Question

A hyperbola, having the transverse axis of length `2sin theta`, is confocal with the ellipse `3x^2 + 4y^2=12`. Then its equation is
A. `x^(2)cosec^(2)theta-y^(2)sec^(2)theta=1`
B. `x^(2)sec^(2)theta-y^(2)cosec^(2)theta=1`
C. `x^(2)sin^(2)theta-y^(2)cos^(2)theta=1`
D. `x^(2)cos^(2)theta-y^(2)sin^(2)theta=1`

Answer 1

The equation of the ellipse is `(x^(2))/(2^(2))+(y^(2))/((sqrt(3))^(2))=1`.
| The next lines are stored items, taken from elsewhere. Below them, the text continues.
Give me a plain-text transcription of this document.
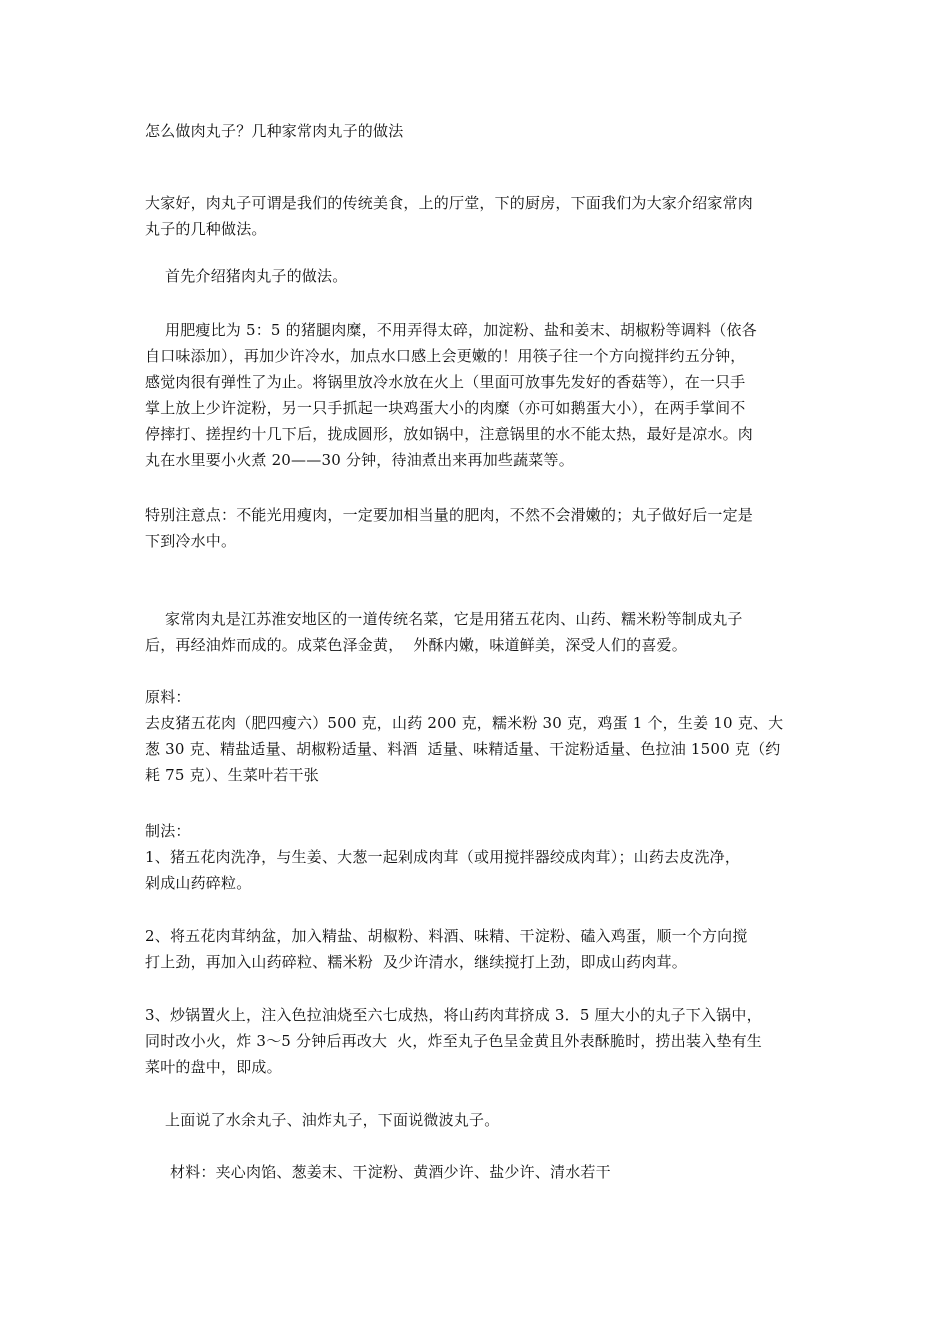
怎么做肉丸子？几种家常肉丸子的做法
大家好，肉丸子可谓是我们的传统美食，上的厅堂，下的厨房，下面我们为大家介绍家常肉
丸子的几种做法。
首先介绍猪肉丸子的做法。
用肥瘦比为 5：5 的猪腿肉糜，不用弄得太碎，加淀粉、盐和姜末、胡椒粉等调料（依各
自口味添加），再加少许冷水，加点水口感上会更嫩的！用筷子往一个方向搅拌约五分钟，
感觉肉很有弹性了为止。将锅里放冷水放在火上（里面可放事先发好的香菇等），在一只手
掌上放上少许淀粉，另一只手抓起一块鸡蛋大小的肉糜（亦可如鹅蛋大小），在两手掌间不
停摔打、搓捏约十几下后，拢成圆形，放如锅中，注意锅里的水不能太热，最好是凉水。肉
丸在水里要小火煮 20——30 分钟，待油煮出来再加些蔬菜等。
特别注意点：不能光用瘦肉，一定要加相当量的肥肉，不然不会滑嫩的；丸子做好后一定是
下到冷水中。
家常肉丸是江苏淮安地区的一道传统名菜，它是用猪五花肉、山药、糯米粉等制成丸子
后，再经油炸而成的。成菜色泽金黄，  外酥内嫩，味道鲜美，深受人们的喜爱。
原料：
去皮猪五花肉（肥四瘦六）500 克，山药 200 克，糯米粉 30 克，鸡蛋 1 个，生姜 10 克、大
葱 30 克、精盐适量、胡椒粉适量、料酒  适量、味精适量、干淀粉适量、色拉油 1500 克（约
耗 75 克）、生菜叶若干张
制法：
1、猪五花肉洗净，与生姜、大葱一起剁成肉茸（或用搅拌器绞成肉茸）；山药去皮洗净，
剁成山药碎粒。
2、将五花肉茸纳盆，加入精盐、胡椒粉、料酒、味精、干淀粉、磕入鸡蛋，顺一个方向搅
打上劲，再加入山药碎粒、糯米粉  及少许清水，继续搅打上劲，即成山药肉茸。
3、炒锅置火上，注入色拉油烧至六七成热，将山药肉茸挤成 3．5 厘大小的丸子下入锅中，
同时改小火，炸 3～5 分钟后再改大  火，炸至丸子色呈金黄且外表酥脆时，捞出装入垫有生
菜叶的盘中，即成。
上面说了水余丸子、油炸丸子，下面说微波丸子。
材料：夹心肉馅、葱姜末、干淀粉、黄酒少许、盐少许、清水若干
Let `e` be its eccentricity. Then,
`e=sqrt(1-(3)/(4))=(1)/(2)`
So, coordinates of its foci are `(1,0)` and `(-1,0)`.
Let the equation of the hyperbola be `(x^(2))/(a^(2))-(y^(2))/(b^(2))=1`.
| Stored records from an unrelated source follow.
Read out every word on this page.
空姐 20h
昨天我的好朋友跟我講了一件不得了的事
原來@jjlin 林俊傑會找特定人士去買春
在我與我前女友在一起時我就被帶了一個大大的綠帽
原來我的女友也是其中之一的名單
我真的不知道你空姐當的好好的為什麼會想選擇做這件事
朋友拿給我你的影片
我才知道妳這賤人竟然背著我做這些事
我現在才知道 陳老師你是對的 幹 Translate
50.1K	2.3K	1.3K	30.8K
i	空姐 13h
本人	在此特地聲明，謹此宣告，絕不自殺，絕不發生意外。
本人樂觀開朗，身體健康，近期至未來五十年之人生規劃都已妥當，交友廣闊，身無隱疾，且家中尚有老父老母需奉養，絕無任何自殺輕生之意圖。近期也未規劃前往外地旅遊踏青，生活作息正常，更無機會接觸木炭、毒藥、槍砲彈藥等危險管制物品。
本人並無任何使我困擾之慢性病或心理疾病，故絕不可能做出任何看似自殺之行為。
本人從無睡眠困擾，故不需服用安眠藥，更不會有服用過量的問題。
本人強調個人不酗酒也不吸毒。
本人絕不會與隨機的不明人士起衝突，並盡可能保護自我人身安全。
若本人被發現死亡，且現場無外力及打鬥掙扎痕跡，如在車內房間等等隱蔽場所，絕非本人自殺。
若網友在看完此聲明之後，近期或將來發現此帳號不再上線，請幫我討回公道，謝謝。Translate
It is given that `a=sin theta` and the hyperbola is confocal to the ellipse.
`:.e sin theta=1impliese=cosec theta`
`:.b^(2)=a^(2)(e^(2)-1)impliesb=costheta`
Hence, the equation of the hyperbola is
`x^(2)cosec^(2)theta-y^(2)sec^(2)theta=1`.